2.2              En procédure de recours, les conclusions, les allégations de faits et les preuves nouvelles sont en principe irrecevables (art. 326 al. 1 CPC).

 

              En l’occurrence, les cinq pièces produites par la recourante à l’appui de son mémoire sont irrecevables dès lors qu’elles ne figurent pas au dossier de première instance ; il en va de même des allégations de faits en lien avec ces titres.
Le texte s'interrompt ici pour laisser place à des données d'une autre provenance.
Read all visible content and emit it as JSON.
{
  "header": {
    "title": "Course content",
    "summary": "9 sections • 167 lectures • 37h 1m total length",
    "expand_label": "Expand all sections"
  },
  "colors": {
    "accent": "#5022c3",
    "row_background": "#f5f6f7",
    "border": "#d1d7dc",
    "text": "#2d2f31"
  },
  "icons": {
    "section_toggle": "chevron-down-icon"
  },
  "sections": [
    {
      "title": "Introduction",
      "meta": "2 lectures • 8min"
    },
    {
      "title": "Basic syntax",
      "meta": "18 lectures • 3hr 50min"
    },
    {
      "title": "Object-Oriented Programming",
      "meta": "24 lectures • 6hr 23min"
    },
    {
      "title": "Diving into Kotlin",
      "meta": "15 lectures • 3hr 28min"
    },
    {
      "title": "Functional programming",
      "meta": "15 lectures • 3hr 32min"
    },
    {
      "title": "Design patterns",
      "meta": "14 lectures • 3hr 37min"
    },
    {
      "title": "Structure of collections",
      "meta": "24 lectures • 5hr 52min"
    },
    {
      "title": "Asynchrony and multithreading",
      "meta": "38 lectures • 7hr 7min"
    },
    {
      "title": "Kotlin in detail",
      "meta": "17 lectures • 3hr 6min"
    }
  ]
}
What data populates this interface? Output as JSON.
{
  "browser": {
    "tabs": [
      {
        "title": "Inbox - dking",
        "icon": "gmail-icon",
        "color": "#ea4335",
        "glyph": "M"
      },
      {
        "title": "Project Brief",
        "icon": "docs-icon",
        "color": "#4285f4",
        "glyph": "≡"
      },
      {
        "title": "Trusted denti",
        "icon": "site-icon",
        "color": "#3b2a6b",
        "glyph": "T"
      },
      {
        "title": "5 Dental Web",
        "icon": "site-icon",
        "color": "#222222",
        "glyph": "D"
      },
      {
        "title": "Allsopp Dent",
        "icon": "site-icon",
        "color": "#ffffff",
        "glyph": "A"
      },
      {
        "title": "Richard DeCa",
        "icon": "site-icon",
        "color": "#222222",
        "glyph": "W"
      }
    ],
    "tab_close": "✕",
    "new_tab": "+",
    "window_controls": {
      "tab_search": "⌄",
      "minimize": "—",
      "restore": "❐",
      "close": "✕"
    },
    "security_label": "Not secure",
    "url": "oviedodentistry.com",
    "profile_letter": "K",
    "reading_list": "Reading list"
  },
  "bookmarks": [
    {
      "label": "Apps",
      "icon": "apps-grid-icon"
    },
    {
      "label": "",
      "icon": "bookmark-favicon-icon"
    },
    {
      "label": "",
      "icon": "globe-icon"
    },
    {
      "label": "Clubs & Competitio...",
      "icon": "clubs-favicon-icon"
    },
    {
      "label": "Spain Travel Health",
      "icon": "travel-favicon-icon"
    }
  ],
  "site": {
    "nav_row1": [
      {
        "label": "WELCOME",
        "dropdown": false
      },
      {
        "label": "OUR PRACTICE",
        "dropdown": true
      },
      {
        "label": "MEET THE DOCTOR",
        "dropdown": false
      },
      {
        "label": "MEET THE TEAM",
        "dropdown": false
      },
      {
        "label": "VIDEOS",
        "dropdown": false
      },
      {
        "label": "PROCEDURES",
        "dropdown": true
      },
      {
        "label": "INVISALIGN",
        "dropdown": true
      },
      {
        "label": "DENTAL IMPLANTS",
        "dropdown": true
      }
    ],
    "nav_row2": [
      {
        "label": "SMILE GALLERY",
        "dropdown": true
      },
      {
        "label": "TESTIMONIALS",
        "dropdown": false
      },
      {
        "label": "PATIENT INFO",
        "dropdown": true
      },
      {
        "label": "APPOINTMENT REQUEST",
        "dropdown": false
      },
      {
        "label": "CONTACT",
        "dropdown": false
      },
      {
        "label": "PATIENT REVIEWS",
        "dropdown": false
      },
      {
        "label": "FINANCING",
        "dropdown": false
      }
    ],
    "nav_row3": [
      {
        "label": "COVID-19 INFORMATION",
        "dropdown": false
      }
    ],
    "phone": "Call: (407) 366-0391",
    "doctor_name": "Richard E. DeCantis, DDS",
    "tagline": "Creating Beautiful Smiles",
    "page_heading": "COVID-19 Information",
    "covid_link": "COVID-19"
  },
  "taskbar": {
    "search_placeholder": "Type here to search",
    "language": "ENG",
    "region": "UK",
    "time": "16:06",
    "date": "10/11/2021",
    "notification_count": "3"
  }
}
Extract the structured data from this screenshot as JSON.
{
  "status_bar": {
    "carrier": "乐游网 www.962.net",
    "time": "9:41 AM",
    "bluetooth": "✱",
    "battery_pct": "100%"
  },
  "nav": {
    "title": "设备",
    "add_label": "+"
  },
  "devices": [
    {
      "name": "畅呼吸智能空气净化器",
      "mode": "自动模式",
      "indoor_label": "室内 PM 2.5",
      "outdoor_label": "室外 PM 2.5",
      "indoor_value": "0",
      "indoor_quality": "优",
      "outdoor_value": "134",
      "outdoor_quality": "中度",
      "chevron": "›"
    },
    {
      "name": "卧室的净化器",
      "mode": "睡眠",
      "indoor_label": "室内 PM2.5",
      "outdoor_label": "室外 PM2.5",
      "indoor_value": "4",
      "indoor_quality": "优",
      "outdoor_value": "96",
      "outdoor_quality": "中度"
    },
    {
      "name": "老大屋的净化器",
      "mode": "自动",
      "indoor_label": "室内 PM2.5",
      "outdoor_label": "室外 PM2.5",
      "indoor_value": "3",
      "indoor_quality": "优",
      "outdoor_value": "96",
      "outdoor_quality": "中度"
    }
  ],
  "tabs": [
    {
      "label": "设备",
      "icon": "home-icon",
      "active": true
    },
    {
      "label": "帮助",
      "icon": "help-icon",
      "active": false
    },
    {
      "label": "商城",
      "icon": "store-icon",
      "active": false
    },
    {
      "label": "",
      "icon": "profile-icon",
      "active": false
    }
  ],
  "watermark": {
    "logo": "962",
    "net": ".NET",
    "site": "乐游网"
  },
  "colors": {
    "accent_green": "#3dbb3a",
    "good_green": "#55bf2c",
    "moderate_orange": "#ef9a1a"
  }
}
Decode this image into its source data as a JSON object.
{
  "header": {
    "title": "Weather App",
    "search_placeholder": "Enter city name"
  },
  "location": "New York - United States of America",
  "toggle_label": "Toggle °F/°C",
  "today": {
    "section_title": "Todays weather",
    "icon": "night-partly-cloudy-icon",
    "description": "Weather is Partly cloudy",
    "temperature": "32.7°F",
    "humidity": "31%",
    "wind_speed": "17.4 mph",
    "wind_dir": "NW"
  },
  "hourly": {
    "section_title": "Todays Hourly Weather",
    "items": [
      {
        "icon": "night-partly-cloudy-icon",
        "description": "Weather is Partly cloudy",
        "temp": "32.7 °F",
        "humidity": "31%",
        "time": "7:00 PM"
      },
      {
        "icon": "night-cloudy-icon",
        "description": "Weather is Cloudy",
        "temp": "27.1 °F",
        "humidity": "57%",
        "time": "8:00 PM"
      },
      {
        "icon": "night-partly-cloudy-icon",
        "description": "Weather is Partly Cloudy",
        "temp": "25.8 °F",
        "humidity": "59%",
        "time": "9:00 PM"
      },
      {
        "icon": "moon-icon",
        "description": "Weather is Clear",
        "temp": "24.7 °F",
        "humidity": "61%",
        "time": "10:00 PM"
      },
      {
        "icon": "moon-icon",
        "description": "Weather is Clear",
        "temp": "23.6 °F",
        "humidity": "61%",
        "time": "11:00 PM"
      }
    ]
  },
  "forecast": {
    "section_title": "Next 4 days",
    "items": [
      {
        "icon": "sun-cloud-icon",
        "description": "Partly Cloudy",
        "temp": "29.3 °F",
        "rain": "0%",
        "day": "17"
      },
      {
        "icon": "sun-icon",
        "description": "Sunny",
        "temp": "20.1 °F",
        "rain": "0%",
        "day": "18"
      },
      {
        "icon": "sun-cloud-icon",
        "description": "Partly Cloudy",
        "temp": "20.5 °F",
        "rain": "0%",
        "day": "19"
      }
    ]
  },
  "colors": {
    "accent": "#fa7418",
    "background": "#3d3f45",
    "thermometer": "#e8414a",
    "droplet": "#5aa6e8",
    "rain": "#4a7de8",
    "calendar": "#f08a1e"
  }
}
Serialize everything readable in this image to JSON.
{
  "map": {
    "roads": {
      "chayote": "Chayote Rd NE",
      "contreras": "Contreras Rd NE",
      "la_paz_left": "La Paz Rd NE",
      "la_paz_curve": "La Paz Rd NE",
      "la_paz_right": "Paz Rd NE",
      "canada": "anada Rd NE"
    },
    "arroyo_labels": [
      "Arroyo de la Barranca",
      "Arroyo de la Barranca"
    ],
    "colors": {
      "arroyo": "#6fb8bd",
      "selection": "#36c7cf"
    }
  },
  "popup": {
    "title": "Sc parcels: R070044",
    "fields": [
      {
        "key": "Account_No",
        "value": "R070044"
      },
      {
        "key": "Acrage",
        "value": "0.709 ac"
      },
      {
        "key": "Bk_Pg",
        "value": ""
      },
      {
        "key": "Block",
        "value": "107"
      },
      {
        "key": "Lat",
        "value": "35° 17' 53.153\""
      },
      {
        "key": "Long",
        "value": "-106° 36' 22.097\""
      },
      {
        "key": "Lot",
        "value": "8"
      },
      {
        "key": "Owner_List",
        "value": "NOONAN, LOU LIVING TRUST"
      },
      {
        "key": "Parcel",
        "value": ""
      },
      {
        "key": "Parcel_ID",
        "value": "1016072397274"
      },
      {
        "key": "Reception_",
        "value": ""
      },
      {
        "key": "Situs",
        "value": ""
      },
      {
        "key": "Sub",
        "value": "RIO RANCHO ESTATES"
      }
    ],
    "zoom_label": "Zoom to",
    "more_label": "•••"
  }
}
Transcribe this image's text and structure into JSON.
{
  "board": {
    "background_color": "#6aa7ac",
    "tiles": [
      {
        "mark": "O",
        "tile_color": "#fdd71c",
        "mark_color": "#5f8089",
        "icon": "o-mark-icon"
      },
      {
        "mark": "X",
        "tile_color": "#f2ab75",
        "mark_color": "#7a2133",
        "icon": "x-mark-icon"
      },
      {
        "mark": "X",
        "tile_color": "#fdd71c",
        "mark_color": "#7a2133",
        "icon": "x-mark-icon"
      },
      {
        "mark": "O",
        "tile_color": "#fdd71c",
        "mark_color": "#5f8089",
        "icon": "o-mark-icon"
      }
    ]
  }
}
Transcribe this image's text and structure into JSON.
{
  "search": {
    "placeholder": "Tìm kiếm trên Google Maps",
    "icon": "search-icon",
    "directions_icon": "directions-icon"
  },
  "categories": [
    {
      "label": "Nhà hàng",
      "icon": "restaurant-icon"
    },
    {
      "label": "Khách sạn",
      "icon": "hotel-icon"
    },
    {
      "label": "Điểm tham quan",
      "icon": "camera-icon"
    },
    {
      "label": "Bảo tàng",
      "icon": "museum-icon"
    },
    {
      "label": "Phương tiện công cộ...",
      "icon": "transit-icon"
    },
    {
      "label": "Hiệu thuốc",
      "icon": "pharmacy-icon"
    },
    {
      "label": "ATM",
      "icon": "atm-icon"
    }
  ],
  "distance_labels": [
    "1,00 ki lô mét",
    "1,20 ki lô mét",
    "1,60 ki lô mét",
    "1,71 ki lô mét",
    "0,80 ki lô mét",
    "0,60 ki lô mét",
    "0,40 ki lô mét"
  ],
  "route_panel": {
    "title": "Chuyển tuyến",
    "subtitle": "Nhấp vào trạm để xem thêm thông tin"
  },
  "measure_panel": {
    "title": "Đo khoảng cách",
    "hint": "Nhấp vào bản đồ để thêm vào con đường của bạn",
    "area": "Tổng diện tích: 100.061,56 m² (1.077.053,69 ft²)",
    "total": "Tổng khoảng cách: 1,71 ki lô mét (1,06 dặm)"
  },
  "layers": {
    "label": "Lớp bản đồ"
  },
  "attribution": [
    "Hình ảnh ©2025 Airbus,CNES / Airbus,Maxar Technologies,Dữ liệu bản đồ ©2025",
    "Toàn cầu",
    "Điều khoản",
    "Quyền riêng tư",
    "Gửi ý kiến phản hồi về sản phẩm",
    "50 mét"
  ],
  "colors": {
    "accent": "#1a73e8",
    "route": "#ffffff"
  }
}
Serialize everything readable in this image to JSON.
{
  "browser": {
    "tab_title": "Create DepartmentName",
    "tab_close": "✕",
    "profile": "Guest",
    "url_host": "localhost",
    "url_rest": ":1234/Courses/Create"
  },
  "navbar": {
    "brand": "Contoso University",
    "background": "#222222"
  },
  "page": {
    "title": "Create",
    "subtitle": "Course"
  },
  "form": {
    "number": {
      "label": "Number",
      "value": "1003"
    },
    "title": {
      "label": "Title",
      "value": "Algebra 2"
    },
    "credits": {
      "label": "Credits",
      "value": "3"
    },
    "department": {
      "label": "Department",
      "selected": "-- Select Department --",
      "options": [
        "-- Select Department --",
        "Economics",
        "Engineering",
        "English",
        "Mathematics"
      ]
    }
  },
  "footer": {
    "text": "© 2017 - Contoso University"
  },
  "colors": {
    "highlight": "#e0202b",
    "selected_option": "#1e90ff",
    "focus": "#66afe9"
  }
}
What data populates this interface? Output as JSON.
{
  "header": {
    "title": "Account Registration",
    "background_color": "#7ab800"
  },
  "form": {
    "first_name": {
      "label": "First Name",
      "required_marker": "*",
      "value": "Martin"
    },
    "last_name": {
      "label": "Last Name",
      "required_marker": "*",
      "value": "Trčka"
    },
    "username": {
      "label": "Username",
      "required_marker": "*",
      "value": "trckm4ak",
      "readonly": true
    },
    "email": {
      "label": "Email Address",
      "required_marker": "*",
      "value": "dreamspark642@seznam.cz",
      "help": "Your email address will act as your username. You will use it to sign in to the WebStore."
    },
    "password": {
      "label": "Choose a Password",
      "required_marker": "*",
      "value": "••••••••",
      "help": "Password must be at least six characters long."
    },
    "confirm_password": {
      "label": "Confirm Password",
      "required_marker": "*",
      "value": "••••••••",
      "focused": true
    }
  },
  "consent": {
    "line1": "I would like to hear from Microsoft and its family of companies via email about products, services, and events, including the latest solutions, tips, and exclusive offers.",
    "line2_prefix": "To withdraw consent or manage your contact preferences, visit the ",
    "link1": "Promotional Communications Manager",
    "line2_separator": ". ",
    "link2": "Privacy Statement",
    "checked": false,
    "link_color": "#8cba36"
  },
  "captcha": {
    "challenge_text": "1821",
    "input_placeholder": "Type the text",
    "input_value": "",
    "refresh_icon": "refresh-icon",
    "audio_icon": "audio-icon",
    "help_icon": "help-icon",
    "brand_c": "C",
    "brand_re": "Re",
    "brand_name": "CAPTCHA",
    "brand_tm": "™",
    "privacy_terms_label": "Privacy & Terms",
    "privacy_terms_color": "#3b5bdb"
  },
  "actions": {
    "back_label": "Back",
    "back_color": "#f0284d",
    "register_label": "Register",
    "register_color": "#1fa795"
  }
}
A supposer recevables, ces pièces n’ont toutefois aucune incidence sur le sort de la cause, comme il le sera démontré ci-dessous.

 

 

3.

3.1              La recourante fait en substance valoir que l’émolument de 110 fr. relatif à l’inscription du transfert de l’immeuble aux héritiers ne serait pas dû au motif que l’immeuble aurait été aliéné à un ou des tiers pour un franc symbolique avant l’ouverture de la succession et que celui-ci ne serait plus en possession des héritiers.

 

3.2              En l’espèce, si les pièces produites par la recourante – au demeurant irrecevables – tendent à démontrer que le défunt avait l’intention de vendre l’immeuble n° [...] de la Commune d’[...], elles ne permettent toutefois pas d’établir la réalisation effective d’une vente, ni que le défunt n’était plus propriétaire de cet immeuble au moment de son décès comme le soutient la recourante.

 

              A cela s’ajoute que l’on peut inférer du sceau humide, comportant les termes « inscription opérée » avec l’indication d’un numéro de référence numérique, de la date du 5 octobre 2010 et du montant du l’émolument, apposé par le Conservateur du Registre foncier de l’Est vaudois sur le document « Transfert immobilier / Certificat d'héritier » et de la facture correspondante qu’il a adressée à l’autorité précédente le 3 novembre 2020 que cette opération a bien eu lieu, et donc que l’immeuble était propriété du de cujus au jour de son décès.

 

              Il s’ensuit que l’émolument facturé pour l’inscription du transfert immobilier, par 110 fr., est justifié.

 

 

4.

4.1              En définitive, le recours, manifestement mal fondé, doit être rejeté et la décision confirmée.

 

4.2              Vu l’issue du recours, les frais judiciaires de deuxième instance, arrêtés à 100 fr. (art. 69 al. 1 TFJC [Tarif des frais judiciaires civils du 28 septembre 2010 ; BLV 270.11.5]), seront mis à la charge de la recourante (art. 106 al. 1 CPC).

 

 

Par ces motifs,

la Chambre des recours civile du Tribunal cantonal,

en application de l’art. 322 al. 1 CPC,

prononce :

 

              I.              Le recours est rejeté.

 

              II.              La décision est confirmée.

 

              III.              Les frais judiciaires de deuxième instance, arrêtés à 100 fr. (cent francs), sont mis à la charge de la recourante R.________.

 

              IV.              L’arrêt est exécutoire.

 

Le président :               Le greffier :

 

 

 

Du

 

              L'arrêt qui précède, dont la rédaction a été approuvée à huis clos, est notifié à :

 

‑              R.________

 

              La Chambre des recours civile considère que la valeur litigieuse est inférieure à 30'000 francs.

 

              Le présent arrêt peut faire l'objet d'un recours en matière civile devant le Tribunal fédéral au sens des art. 72 ss LTF (loi du 17 juin 2005 sur le Tribunal fédéral ; RS 173.110), cas échéant d'un recours constitutionnel subsidiaire au sens des art. 113 ss LTF. Dans les affaires pécuniaires, le recours en matière civile n'est recevable que si la valeur litigieuse s'élève au moins à 15'000 fr. en matière de droit du travail et de droit du bail à loyer, à 30'000 fr. dans les autres cas, à moins que la contestation ne soulève une question juridique de principe (art. 74 LTF). Ces recours doivent être déposés devant le Tribunal fédéral dans les trente jours qui suivent la présente notification (art. 100 al. 1 LTF).

 

              Cet arrêt est communiqué, par l'envoi de photocopies, à :

 

‑              Mme la Juge de paix du district de l’Ouest lausannois.